A method for welding a large cylindrical section, wherein the large cylindrical section is welded by a plurality of plates, wherein the welding method comprises the following steps in sequence:

a) According to the preset diameter of the large cylinder D i cutting, bevel machining, welding along the longitudinal weld, and pre-bending, rolling into a cylinder section, the length of the plate L = (Di + △ D + T) * π + S*N, where ΔD is the diameter dimension tolerance, T is the plate thickness, N is the number of longitudinal welds, S is the shrinkage compensation length, 1.0 mm ≤ S ≤ 2.0 mm;

b) Optionally, at least two barrel segments are formed into a cylinder segment and circumferentially welded along the circumferential seam.
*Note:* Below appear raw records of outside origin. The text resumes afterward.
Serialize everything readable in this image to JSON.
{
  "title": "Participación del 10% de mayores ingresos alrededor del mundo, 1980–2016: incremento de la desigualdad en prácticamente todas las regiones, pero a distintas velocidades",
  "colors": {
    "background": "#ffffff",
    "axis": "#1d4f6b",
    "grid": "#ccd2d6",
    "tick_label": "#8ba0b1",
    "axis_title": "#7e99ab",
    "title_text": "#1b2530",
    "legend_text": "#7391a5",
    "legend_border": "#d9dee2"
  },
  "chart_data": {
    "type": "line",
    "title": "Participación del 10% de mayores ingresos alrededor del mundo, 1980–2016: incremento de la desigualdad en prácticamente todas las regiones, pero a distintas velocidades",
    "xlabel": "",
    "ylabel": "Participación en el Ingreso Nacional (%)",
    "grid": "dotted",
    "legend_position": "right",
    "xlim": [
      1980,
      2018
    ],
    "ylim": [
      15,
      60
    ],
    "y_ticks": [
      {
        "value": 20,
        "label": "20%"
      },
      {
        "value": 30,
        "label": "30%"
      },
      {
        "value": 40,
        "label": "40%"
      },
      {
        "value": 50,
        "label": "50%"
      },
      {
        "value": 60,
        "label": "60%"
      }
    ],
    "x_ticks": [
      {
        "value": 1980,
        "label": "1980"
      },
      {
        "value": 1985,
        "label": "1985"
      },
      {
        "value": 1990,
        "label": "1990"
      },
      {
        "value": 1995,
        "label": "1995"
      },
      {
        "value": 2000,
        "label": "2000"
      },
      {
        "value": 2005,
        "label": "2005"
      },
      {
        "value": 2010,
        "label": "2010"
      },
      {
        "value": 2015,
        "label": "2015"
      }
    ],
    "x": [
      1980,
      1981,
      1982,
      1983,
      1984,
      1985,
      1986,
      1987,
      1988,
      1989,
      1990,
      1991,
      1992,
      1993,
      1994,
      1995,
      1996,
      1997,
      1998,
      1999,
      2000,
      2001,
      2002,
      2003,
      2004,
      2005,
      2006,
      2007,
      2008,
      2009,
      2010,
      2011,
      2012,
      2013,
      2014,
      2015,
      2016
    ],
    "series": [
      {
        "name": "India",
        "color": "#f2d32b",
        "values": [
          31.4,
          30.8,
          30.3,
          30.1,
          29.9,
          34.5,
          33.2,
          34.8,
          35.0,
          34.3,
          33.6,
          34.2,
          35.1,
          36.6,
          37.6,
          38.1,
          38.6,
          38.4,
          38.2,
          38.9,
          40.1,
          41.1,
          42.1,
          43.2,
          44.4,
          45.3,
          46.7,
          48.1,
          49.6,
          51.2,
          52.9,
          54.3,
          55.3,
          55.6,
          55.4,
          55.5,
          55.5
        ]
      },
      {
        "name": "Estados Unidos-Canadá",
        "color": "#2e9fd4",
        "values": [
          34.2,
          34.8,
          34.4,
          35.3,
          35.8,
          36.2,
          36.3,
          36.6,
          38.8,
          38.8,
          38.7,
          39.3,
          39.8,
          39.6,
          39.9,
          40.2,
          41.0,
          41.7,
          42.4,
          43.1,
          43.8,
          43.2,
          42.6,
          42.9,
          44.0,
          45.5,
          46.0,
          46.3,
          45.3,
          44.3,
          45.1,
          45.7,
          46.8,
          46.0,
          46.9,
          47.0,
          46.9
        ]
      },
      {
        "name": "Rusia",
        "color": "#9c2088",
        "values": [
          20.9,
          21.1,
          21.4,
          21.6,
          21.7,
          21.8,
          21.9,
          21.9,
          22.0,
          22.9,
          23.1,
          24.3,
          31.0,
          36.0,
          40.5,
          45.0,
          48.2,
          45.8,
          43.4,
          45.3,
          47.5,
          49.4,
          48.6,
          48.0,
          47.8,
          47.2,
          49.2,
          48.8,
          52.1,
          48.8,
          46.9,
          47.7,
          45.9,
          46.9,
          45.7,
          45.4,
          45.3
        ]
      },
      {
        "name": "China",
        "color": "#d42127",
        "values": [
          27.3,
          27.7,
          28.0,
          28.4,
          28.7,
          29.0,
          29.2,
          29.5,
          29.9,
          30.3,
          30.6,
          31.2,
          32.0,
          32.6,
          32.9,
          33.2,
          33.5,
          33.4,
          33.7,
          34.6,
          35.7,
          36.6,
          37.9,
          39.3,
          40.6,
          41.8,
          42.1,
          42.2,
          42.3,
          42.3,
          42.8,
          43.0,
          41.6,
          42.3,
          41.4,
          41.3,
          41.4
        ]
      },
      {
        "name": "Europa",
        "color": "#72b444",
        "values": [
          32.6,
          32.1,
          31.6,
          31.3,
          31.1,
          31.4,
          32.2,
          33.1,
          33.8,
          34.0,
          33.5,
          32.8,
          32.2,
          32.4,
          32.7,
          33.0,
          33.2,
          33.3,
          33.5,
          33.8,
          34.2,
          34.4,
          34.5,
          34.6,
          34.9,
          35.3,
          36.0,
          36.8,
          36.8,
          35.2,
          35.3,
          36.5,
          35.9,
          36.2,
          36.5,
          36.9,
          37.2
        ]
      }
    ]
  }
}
The welding method according to claim 1, wherein when the thickness of the plate is greater than or equal to 5 mm to less than 12 mm, the outer circumferential seam is welded first, and the inner circumferential slit is welded.
The welding method according to claim 1, wherein when the thickness of the plate is greater than or equal to 12 mm to less than or equal to 20 mm, the inner ring joint is welded first, then the outer ring joint is welded, and finally the inner ring joint is welded.
A welding method according to any one of claims 1 to 3, wherein the welding method is submerged arc welding.
The welding method according to claim 4, characterized in that the shrinkage compensation length S is preferably 1.5 mm.
The welding method according to claim 4, wherein the material of the large cylinder segment comprises, but is not limited to, carbon structural steel, austenitic stainless steel, low alloy structural steel, heat resistant steel, composite steel, nickel base. Alloy, copper based alloy.
The welding method according to claim 6, wherein the material of the large cylindrical section is preferably austenitic stainless steel.